Certamente, não há erro algum em tocar as músicas de Antônio Carlos Brasileiro nesse instrumento para o qual tanto foi escrito de notável na música brasileira, popular e erudita. Carlos Barbosa Lima, Baden Powell, Paulo Bellinati, Raphael Rabelo, o Duo Assad, Arthur Nestrovski estão entre os violonistas que gravaram composições de Jobim.

A essa ilustre linha vem agora incorporar-se Daniel Murray, com Tom Jobim para violão solo. Carioca, nascido em 1981, além de seu trabalho como solista, Murray integra, desde 2009, o Quarteto Tau de violões com Breno Chaves, José Henrique Rosa Campos e Fabio Bartoloni, bem como o Duo Saraiva-Murray, com o violonista e compositor Chico Saraiva, Duo que já se apresentou em Paris, Londres e Portugal.

Daniel Murray lançou em 2008, com patrocínio da Petrobrás, seu primeiro disco solo, …universos sonoros para violão e tape…, que deve ser considerado um documento fundamental não só do violão, como da música contemporânea brasileira. Além de atestar os recursos técnicos do violonista e a audácia intelectual de gravar este repertório, o disco mostra o rico estado da composição erudita no Brasil.

A formação de Murray no violão erudito permite-lhe fazer jus ao que há de Villa-Lobos na música jobiniana, que nada tem de ingênua. Deve-se lembrar da formação do pianista concertista que Jobim um dia quis ser, e também da influência francesa de, por exemplo, Debussy.

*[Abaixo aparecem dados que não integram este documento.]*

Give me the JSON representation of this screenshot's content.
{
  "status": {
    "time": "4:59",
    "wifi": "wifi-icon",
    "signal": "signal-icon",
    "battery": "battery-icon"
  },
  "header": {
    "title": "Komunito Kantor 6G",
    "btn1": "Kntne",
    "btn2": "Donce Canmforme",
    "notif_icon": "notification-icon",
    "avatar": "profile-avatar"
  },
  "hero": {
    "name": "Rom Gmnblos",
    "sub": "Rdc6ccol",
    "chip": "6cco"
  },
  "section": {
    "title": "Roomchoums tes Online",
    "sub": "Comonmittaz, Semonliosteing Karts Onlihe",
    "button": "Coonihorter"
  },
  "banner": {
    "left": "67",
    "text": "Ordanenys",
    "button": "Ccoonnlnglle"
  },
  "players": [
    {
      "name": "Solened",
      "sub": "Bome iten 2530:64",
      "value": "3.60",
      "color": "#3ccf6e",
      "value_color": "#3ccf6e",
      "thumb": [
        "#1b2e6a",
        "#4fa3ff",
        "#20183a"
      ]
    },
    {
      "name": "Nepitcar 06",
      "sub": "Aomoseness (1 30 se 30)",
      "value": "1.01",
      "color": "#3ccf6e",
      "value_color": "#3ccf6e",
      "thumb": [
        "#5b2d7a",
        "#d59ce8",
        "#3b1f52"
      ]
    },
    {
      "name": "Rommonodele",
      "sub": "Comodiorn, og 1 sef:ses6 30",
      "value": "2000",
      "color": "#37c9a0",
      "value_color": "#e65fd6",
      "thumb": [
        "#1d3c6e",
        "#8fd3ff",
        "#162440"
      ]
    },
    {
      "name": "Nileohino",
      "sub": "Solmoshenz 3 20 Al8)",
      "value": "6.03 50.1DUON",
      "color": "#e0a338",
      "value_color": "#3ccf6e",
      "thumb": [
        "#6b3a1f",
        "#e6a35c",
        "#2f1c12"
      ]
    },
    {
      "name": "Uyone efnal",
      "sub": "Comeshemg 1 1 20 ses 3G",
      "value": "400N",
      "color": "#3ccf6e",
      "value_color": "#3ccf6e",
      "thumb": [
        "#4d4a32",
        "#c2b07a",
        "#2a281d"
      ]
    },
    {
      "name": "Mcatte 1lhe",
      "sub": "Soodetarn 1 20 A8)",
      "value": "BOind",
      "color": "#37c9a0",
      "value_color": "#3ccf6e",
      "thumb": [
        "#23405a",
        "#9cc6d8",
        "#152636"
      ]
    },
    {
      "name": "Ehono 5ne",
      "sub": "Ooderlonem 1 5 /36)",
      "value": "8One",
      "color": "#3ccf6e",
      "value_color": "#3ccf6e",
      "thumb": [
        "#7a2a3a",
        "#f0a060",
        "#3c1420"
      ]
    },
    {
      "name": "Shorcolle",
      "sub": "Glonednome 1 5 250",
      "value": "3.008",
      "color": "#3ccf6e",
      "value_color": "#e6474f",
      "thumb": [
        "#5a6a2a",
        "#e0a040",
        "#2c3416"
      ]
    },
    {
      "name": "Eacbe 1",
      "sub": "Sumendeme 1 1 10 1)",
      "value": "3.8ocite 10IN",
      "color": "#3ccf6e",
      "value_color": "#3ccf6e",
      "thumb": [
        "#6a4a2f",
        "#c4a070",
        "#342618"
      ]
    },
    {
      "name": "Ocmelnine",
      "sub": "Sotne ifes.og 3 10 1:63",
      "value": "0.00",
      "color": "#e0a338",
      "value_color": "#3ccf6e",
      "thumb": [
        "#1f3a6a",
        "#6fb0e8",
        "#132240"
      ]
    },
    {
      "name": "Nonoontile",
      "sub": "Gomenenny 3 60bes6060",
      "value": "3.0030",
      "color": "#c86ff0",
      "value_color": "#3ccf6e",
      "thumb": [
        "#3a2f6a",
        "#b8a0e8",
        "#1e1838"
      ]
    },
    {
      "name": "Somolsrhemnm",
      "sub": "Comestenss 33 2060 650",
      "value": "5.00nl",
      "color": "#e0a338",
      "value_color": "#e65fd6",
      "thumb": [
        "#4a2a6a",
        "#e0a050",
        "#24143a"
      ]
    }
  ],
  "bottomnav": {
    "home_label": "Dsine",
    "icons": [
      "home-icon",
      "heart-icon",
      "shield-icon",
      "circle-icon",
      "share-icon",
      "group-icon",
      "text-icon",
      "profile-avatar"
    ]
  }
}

E não seria o violão, instrumento para o qual Villa deu notável contribuição, um dos melhores campos para essa aproximação com Jobim, tanto quanto o piano? Em 2010, Daniel Murray tem feito uma série de recitais no Brasil tocando os dois compositores, interpretando o Estudo nº 5 de Villa preceder Garoto, e Gabriela seguir o Estudo nº 7.

Repertório

No disco, somente dedicado ao músico popular, a maior parte dos arranjos foi escrita por Paulo Bellinati; é o caso das canções Por Toda a Minha Vida, Antigua, Chora Coração, Estrada Branca, Garoto, A Felicidade, Bate-Boca, Luíza, Gabriela. Daniel Murray arranjou Valsa sentimental (Imagina), Eu preciso de você, Eu te amo, Tema para Ana. José Edwin Murray fez o arranjo para Chanson pour Michelle.

A escolha do repertório marca-se pela variedade: de canções da adolescência, como Valsa sentimental, criada como peça para piano (só muito depois ganharia a letra de Chico Buarque e se tornaria Imagina), até a década de 1980, como a suíte Gabriela, composta para o filme de Bruno Barreto.

O próprio Jobim, no encarte do disco Serenata, que Bellinati gravou nos EUA, elogiou a gravação que o grande violonista fez dos arranjos de Luíza e Garoto. Murray, no seu disco solo, está à altura desses arranjos e do próprio Bellinati. Nos arranjos de Murray, como em Eu preciso de você, parece que vamos entrar no Prelúdio nº 1 para violão de Villa-Lobos – e eis que se ouve o tema de Jobim. Gestos como esse, no entanto, não se interpõem entre o ouvinte e a música, e sim a iluminam.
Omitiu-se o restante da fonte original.